Wenhao-Jin commented 11 months ago

Hi @StrohD , thanks for the suggestion, appreciate it. Set operations will for sure boost the program. However, there is one thing to be noticed, Set operations will lead to slightly different output as the original code which uses list to allow a protein to be counted multiple times.

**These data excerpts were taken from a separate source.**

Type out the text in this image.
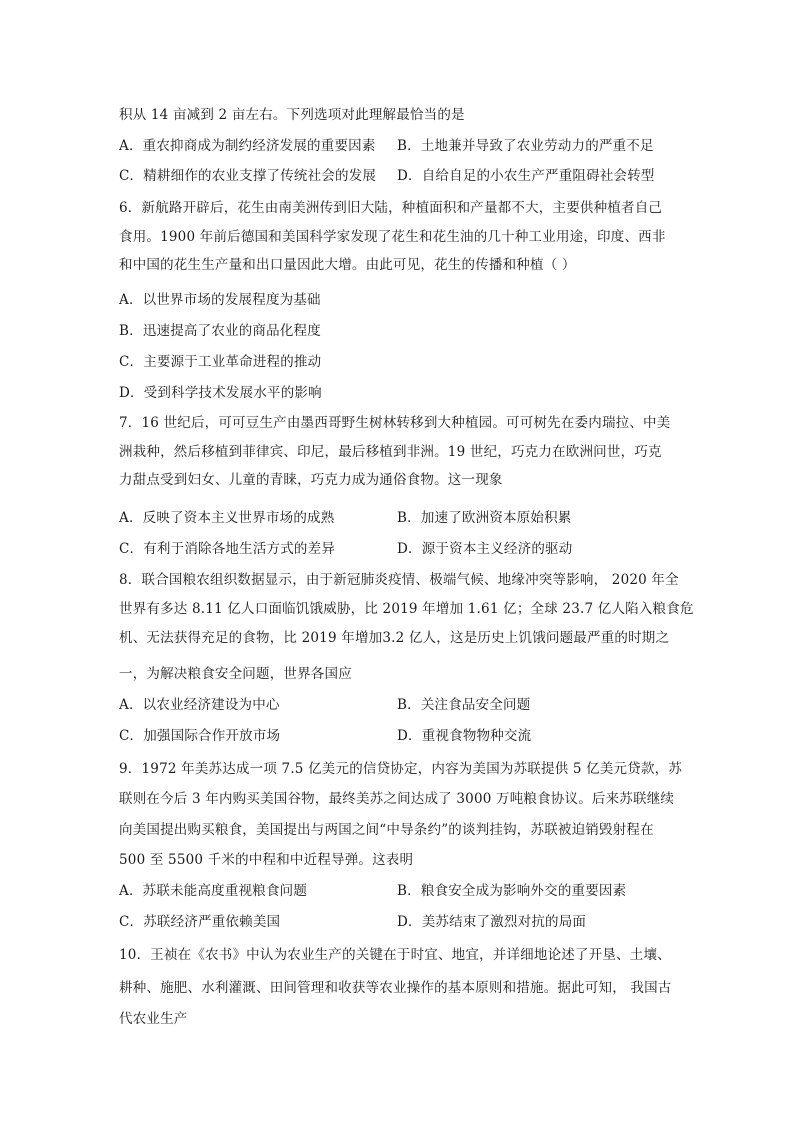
积从 14 亩减到 2 亩左右。下列选项对此理解最恰当的是
A．重农抑商成为制约经济发展的重要因素 B．土地兼并导致了农业劳动力的严重不足
C．精耕细作的农业支撑了传统社会的发展 D．自给自足的小农生产严重阻碍社会转型
6．新航路开辟后，花生由南美洲传到旧大陆，种植面积和产量都不大，主要供种植者自己
食用。1900 年前后德国和美国科学家发现了花生和花生油的几十种工业用途，印度、西非
和中国的花生生产量和出口量因此大增。由此可见，花生的传播和种植（ ）
A．以世界市场的发展程度为基础
B．迅速提高了农业的商品化程度
C．主要源于工业革命进程的推动
D．受到科学技术发展水平的影响
7．16 世纪后，可可豆生产由墨西哥野生树林转移到大种植园。可可树先在委内瑞拉、中美
洲栽种，然后移植到菲律宾、印尼，最后移植到非洲。19 世纪，巧克力在欧洲问世，巧克
力甜点受到妇女、儿童的青睐，巧克力成为通俗食物。这一现象
A．反映了资本主义世界市场的成熟	B．加速了欧洲资本原始积累
C．有利于消除各地生活方式的差异	D．源于资本主义经济的驱动
8．联合国粮农组织数据显示，由于新冠肺炎疫情、极端气候、地缘冲突等影响， 2020 年全
世界有多达 8.11 亿人口面临饥饿威胁，比 2019 年增加 1.61 亿；全球 23.7 亿人陷入粮食危
机、无法获得充足的食物，比 2019 年增加3.2 亿人，这是历史上饥饿问题最严重的时期之
一，为解决粮食安全问题，世界各国应
A．以农业经济建设为中心	B．关注食品安全问题
C．加强国际合作开放市场	D．重视食物物种交流
9．1972 年美苏达成一项 7.5 亿美元的信贷协定，内容为美国为苏联提供 5 亿美元贷款，苏
联则在今后 3 年内购买美国谷物，最终美苏之间达成了 3000 万吨粮食协议。后来苏联继续
向美国提出购买粮食，美国提出与两国之间“中导条约”的谈判挂钩，苏联被迫销毁射程在
500 至 5500 千米的中程和中近程导弹。这表明
A．苏联未能高度重视粮食问题	B．粮食安全成为影响外交的重要因素
C．苏联经济严重依赖美国	D．美苏结束了激烈对抗的局面
10．王祯在《农书》中认为农业生产的关键在于时宜、地宜，并详细地论述了开垦、土壤、
耕种、施肥、水利灌溉、田间管理和收获等农业操作的基本原则和措施。据此可知， 我国古
代农业生产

For example, if protein A is the protein of interest with protein B and C as its first-level neighbors while protein D is the neighbor of both protein B and C, the original code will count C twice to increase its weight when they scan the second-level neighbors of protein A. But the Set operations will not.

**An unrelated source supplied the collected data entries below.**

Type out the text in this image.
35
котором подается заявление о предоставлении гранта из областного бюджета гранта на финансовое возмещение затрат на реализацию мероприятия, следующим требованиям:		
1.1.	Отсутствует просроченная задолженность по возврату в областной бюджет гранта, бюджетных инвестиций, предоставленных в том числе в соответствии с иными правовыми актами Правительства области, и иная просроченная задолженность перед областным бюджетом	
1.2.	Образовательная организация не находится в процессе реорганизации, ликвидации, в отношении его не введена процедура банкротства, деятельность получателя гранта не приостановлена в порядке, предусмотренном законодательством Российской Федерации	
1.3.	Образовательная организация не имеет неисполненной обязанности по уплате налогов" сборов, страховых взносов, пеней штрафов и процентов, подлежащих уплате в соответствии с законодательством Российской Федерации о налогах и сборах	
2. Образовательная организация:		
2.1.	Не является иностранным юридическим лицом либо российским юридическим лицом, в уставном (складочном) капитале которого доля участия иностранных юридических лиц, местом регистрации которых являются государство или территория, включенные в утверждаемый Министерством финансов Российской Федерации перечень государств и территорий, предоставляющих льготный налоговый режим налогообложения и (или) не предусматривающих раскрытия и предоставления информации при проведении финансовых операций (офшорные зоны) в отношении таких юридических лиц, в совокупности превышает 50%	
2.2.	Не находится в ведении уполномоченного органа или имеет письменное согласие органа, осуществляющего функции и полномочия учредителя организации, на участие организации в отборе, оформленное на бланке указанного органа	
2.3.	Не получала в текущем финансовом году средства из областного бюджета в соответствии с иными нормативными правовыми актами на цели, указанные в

Therefore, if you plan to use the trained models we provided for prediction, I would recommend to use the original code to generate the PPI features to maintain consistency.

Also, if you intend to train your own PPI model (SONAR3.0) from scratch, you could definitely use the Set version to boost. Based on our previous experiments, Set version will not harm the performance too much (just slightly lower than the original classifier, though I don't recall the exact AUC values). Feel free to try if you are interested.

Once again, thanks for the suggestion! More discussions are also welcome!